When asked if his monster drive was the longest of his career, the Northern Irishman said: “Probably. You don’t say this too often but I was almost too close to the green on a par five. It must of went at least 400 yards.
“I was lucky it hit off the cart-path and it could of went out of bounds but it stayed in bounds for me and set up an easy birdie.”
New Masters Champion Charl Schwartzel, who came from four shots back with a sensationally 66 at Augusta, is saying pretty much the same thing about himself on the strength of the fact that after a fumbling first nine where he dropped three shots, he was able to hit back with two second-round bogeys and finish with a not-so-bad 1-over 73.
But in the light of the huge anti-climax he will be battling to shake off and the nine shots he will need to make up against this week’s star caste, his hopes may be a little too optimistic.
Looking back at Manassero’s high-quality round, we note that run of four consecutive birdies from the 15th helped the Italian young gun, race to a 31 on the second nine after teeing off at the tenth.

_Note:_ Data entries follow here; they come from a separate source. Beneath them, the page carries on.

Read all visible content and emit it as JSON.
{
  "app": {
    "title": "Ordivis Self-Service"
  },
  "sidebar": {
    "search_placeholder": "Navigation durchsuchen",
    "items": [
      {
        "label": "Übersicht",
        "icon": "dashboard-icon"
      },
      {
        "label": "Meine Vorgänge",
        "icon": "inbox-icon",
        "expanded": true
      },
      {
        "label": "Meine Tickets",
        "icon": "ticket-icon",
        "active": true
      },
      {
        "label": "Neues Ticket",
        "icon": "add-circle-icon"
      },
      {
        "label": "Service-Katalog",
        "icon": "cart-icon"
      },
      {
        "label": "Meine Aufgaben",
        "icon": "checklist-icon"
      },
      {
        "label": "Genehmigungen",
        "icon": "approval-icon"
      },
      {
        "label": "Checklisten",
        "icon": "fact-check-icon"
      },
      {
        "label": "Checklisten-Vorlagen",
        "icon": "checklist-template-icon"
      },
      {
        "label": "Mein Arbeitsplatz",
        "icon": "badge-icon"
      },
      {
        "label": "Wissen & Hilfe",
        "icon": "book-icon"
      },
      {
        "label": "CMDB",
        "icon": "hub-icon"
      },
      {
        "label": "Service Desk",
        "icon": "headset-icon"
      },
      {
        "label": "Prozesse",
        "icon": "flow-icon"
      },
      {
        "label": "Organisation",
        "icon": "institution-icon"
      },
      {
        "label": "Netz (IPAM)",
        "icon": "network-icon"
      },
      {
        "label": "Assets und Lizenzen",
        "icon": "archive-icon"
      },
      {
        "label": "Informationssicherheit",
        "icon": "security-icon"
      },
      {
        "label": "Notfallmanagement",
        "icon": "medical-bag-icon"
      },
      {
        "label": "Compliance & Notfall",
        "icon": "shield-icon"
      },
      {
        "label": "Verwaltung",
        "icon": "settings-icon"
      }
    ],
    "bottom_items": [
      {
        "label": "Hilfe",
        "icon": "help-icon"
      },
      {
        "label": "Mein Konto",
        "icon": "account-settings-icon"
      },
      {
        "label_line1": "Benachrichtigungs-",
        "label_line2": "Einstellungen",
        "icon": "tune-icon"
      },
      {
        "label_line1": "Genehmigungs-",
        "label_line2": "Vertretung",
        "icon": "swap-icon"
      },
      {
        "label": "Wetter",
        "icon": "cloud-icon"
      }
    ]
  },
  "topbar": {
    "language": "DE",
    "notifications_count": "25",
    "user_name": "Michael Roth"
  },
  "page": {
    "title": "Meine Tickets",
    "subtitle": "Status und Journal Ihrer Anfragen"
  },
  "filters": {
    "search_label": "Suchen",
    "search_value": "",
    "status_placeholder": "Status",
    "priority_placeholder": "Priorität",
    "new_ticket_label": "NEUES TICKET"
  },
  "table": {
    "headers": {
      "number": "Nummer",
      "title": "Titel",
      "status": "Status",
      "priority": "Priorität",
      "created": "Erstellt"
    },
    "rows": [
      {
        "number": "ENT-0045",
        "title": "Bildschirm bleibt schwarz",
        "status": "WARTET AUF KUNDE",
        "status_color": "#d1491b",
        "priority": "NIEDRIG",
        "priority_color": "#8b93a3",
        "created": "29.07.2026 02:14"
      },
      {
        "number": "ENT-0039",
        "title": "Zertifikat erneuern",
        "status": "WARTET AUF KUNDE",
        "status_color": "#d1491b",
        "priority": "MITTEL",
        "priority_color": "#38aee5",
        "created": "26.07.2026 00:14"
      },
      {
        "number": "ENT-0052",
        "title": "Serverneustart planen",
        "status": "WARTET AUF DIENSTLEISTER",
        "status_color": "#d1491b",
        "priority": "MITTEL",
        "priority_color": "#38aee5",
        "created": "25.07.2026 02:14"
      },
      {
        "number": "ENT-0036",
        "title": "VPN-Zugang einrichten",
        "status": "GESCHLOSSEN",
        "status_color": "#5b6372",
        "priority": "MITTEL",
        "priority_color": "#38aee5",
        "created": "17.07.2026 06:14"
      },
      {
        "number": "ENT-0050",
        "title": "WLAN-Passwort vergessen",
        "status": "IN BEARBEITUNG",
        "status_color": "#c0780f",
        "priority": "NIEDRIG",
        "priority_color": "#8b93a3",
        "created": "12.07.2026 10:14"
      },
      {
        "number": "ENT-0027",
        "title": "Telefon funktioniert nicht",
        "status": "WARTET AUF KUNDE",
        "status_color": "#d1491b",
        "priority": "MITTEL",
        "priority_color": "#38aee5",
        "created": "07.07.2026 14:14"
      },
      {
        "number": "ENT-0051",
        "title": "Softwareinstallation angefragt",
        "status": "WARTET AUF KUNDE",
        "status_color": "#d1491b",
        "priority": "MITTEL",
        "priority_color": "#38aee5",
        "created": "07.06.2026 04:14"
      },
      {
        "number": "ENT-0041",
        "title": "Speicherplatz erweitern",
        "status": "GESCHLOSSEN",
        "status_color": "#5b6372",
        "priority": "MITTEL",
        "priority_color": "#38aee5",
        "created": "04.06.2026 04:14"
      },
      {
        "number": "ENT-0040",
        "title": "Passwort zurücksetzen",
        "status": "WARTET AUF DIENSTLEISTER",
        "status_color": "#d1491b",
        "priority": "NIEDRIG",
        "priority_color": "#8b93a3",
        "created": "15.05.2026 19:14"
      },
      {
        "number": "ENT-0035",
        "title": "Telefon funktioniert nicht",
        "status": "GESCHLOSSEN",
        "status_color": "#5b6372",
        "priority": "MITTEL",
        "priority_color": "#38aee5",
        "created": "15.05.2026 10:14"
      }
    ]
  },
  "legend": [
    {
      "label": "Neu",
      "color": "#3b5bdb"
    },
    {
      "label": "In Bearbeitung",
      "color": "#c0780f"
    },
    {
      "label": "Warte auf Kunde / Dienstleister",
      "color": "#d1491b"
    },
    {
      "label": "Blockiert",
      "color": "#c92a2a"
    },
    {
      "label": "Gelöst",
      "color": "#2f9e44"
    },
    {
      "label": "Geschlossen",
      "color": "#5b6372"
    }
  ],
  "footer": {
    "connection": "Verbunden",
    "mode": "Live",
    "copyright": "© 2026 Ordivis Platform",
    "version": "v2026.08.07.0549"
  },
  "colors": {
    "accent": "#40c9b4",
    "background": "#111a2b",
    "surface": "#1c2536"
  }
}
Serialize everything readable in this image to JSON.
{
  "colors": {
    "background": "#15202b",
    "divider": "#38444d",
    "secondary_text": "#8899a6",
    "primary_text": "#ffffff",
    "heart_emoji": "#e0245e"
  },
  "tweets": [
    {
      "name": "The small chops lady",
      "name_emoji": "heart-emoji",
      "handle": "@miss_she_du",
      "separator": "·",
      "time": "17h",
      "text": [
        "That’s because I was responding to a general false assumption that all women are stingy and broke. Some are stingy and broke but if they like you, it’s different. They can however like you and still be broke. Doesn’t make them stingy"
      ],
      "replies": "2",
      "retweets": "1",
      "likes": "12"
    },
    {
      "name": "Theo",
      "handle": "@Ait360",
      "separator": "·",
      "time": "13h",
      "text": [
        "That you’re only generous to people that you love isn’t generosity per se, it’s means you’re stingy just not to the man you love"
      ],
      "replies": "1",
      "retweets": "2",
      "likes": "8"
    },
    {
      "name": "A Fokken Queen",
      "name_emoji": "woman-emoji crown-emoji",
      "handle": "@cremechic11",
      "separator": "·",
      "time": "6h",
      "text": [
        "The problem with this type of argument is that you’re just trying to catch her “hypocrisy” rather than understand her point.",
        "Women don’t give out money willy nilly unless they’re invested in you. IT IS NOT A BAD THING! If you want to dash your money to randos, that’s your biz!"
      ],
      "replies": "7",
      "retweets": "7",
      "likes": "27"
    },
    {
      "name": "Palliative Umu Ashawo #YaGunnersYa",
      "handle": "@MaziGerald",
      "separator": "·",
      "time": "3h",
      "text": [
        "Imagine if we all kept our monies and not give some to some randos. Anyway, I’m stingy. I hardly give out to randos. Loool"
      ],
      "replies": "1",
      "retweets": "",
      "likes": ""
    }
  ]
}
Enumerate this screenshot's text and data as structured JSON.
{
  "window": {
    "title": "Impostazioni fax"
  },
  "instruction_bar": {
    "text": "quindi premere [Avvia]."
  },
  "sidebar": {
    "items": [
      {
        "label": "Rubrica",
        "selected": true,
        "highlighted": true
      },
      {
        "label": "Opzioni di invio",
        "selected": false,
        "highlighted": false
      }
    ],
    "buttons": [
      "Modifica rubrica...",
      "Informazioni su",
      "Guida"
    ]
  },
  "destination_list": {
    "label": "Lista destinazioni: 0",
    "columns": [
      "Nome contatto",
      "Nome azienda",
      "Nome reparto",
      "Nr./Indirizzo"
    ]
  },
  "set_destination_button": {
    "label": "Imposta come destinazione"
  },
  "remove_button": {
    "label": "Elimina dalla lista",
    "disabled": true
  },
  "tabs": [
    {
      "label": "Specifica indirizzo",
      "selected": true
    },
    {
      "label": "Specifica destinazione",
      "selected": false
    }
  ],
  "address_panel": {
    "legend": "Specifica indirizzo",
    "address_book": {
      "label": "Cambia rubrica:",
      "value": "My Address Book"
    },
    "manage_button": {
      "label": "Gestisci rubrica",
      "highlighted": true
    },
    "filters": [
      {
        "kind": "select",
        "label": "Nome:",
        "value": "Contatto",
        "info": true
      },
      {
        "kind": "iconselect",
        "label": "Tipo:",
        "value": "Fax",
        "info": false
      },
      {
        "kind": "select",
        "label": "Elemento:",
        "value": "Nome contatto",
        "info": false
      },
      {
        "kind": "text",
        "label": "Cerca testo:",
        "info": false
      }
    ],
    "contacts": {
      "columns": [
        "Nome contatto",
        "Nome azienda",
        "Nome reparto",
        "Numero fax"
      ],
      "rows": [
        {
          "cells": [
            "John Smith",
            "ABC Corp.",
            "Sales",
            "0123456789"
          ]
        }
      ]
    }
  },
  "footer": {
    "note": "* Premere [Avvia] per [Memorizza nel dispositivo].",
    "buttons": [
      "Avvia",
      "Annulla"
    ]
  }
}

“I made a good putt on 15 and three short ones from four foot,” he told the media afterwards. “They got me going from one under to five under straight away.”
There were further gains at the third and fifth and a bogey at the sixth on his way in on the second nine as the Castello Masters Costa Azahar winner opened up a one shot clubhouse lead.
“It was a good round of golf,” he added. “I played well – six under is a great way to start.
It gives you a lot of confidence and that’s what I need.
In the meantime, Charl Schwartzel’s high-pressure, final-day exertions at the Masters on Sunday have clearly taken its toll on South Africa’s third Green Jacket winner.
He had three bogeys in an outward 39 before fighting back with two birdies and no dropped shots for a respectable one over par 73.
“I didn’t sleep much. It’s difficult, 12 hours of change. I’m just feeling like I don’t know where I am” he said.
“I’m really struggling to focus, my golf swing is tight. My body’s not responding right now.
“It would have been nice to be here a day earlier to prepare a little bit better. But I didn’t put myself completely out of it today.
“I made two-under-par on the back nine, which is moving in the right direction.
“If I can get out and go and hit some balls and come out tomorrow and shoot a good score, I can still challenge for the title.”